Ukraine announces diplomatic push aimed at gaining support from Africa
Ukraine on Thursday said it would open more embassies in Africa and stage a summit with leaders from the continent, where Russia is also carrying out a diplomatic offensive.
“We have recently adopted our first African strategy and intensified our political dialogue with many countries on the continent,” Foreign Minister Dmytro Kuleba said in a statement to mark the 60th anniversary of the founding of the African Union’s forerunner.
“This year, we are going to establish new embassies in different parts of the continent and plan to hold the first Ukraine-Africa Summit. I invite the leaders of your countries to take part in this important event.”
He added: “We want to develop a new quality of partnership based on three mutual principles: mutual respect, mutual interests, and mutual benefits.”
Kuleba is currently on a tour of Africa, where he made an appeal from Addis Ababa on Wednesday to Ukraine’s “African friends” to end their declared neutrality in the war.

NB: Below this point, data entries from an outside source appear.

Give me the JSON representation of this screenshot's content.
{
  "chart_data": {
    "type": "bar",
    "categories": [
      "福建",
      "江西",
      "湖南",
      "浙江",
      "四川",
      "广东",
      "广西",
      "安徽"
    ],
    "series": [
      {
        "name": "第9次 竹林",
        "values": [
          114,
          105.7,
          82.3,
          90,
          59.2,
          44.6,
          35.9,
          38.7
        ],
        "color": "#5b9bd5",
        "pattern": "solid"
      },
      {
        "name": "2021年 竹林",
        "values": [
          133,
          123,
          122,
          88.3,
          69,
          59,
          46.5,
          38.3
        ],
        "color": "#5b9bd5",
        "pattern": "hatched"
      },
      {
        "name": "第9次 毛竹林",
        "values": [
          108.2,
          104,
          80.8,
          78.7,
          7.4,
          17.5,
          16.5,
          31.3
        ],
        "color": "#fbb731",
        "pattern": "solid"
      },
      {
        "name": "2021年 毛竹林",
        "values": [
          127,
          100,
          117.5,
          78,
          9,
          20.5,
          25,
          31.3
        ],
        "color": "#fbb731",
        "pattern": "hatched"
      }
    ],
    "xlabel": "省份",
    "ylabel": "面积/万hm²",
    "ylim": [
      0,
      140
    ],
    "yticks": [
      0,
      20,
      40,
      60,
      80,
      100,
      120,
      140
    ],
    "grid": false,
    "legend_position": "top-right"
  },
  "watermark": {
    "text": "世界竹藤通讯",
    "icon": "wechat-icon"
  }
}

He was scheduled to visit Rwanda on Thursday. Other details about the tour have not been revealed.
Russia has ties with African countries, including their present-day leaders, that can be traced to the Cold War, when the Soviet Union cast itself as an anti-colonialist defender.
A Russia-Africa summit, the second in the series, is to be held in Saint Petersburg from July 26-29.
In February, 22 of the African Union’s 54 member states abstained or did not vote on a UN General Assembly resolution marking the one-year anniversary of the war that called for Russia withdraw from Ukraine.
Two of them — Eritrea and Mali — voted against the resolution.
Kuleba in his statement stressed the efforts to unblock Ukraine grain exports, which have been hamstrung by Russia’s naval blockade of its ports.
African countries have been badly hit by the inflationary surge triggered by the war, especially in cereals, of which they are major importers.
“An overall of 123 ships with more than three million tons of agricultural products have already been sent to the countries in Africa: Ethiopia, Libya, Morocco, Egypt, Kenya, Sudan, Tunisia, Somalia, and Algeria,” he said.
“We have already sent six ships with a cargo of 170,000 tons of wheat to Somalia, Kenya, Ethiopia and Yemen,” he said.
“More ships are being prepared. No family in Africa should suffer because of Russia’s war against Ukraine.”